A partir do último quarto do século 19, São Paulo era a cidade-centro da expansão cafeeira. A crise da escravidão se agilizava no momento em que a cafeicultura paulista, numa forma voraz de terra e homem avançava em direção ao Oeste em ritmo de ferrovia. Antes do “boom” cafeeiro, São Paulo era um centro comercial modesto.

Posto avançado no planalto para a exploração de terra e apresamento dos índios no início da colonização, São Paulo se desenvolveu como entrocamento de rotas comerciais em um circuito econômico complementar ao setor agrário exportador.
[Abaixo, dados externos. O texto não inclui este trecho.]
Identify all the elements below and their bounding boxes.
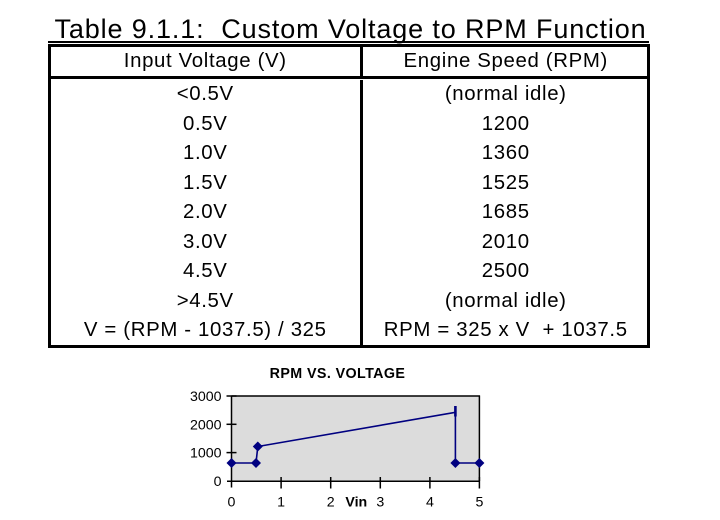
svg-text:0: 0	[228, 494, 236, 510]
svg-text:4: 4	[426, 494, 434, 510]
svg-text:Vin: Vin	[345, 494, 367, 510]
svg-text:2: 2	[327, 494, 335, 510]
svg-text:0: 0	[214, 474, 222, 490]
svg-text:1000: 1000	[190, 446, 222, 462]
svg-text:5: 5	[475, 494, 483, 510]
svg-text:3: 3	[376, 494, 384, 510]
svg-text:1: 1	[277, 494, 285, 510]
svg-text:2000: 2000	[190, 417, 222, 433]
svg-text:RPM VS. VOLTAGE: RPM VS. VOLTAGE	[270, 366, 406, 382]
svg-text:3000: 3000	[190, 389, 222, 405]
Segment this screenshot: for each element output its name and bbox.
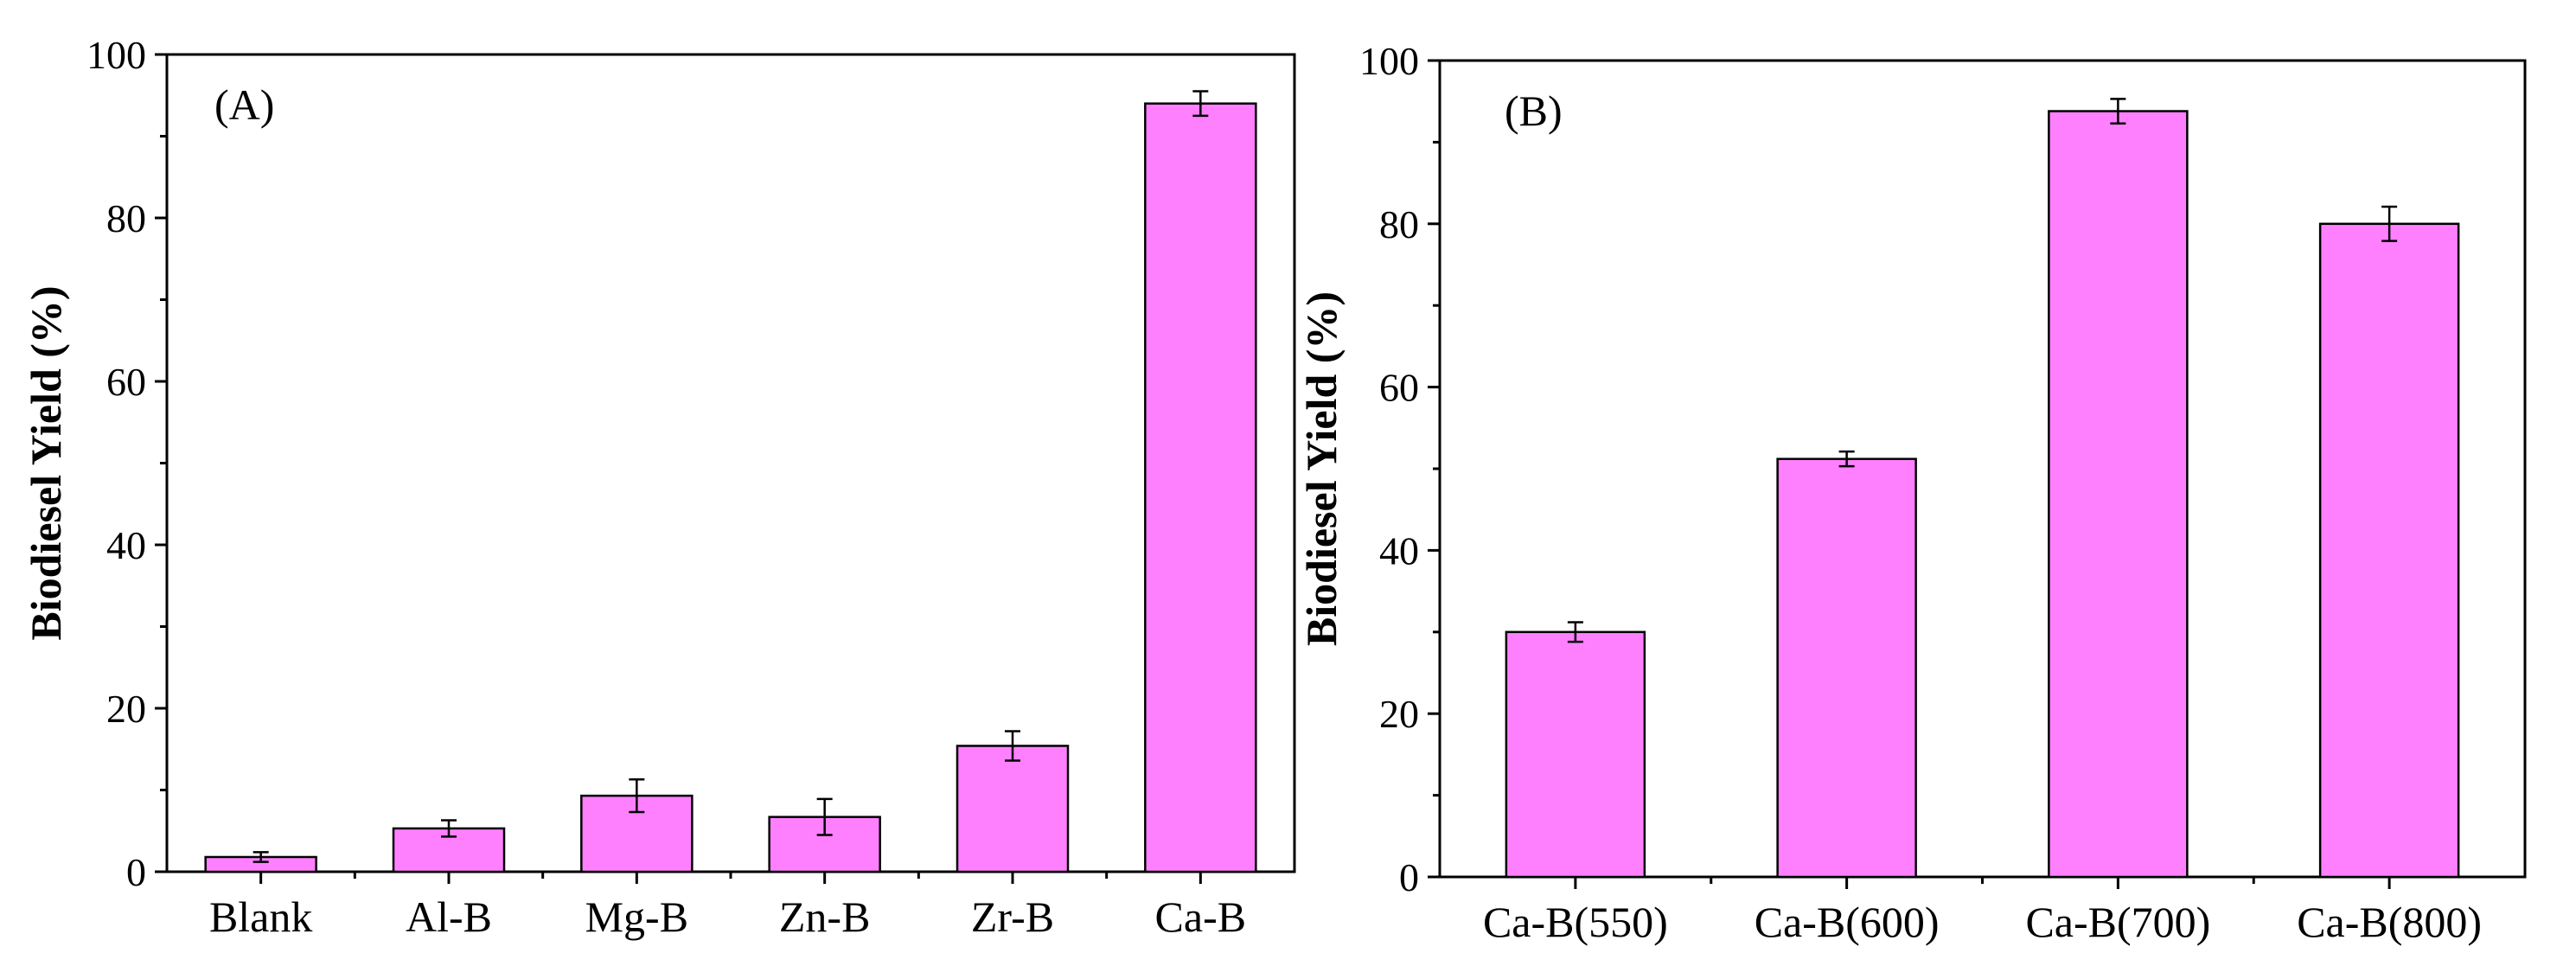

Em 1854, com 30 mil habitantes, 1/3 da população paulista era escrava. A maior parte destes escravos era encarregada do serviço doméstico e habitava as casas senhoriais. Em São Paulo de 1850, senhores de escravos moravam em chácaras ao redor da cidade ou em lotes urbanos contíguos, os sobrados das ruas do centro.

As chácaras paulistanas reeditavam o projeto da senzala rural –a lavanderia, animais, escravos localizavam-se fora do edifício principal, junto a um pátio.

Nos sobrados, a senzala é os fundos da casa, área do trabalho doméstico. Nesta região –varanda, cozinha e quintal, ficavam as mulheres e escravos envolvidos na produção doméstica. A varanda era também a sala de viver, local onde se faziam as refeições e a sesta. A casa era basicamente um lugar de permanência e clausura das mulheres; os homens passavam a maior parte do tempo nas ruas, ficando em casa apenas nos horários de refeição e sono.

 

OUTROS 13 DE MAIO: Darcy Ribeiro escreveu que escravidão era sustentáculo do império: “Morra a princesa”

 

A rua era também território dos escravos. A contiguidade dos sobrados nas zonas centrais das cidades contribuía para que fosse intensa a circulação de escravos domésticos: buscando águas nos chafarizes, indo ou voltando com a roupa ou latas de excrementos para os rios, carregando cestas nas áreas de mercado, transportando objetos de um ponto a outro da cidade.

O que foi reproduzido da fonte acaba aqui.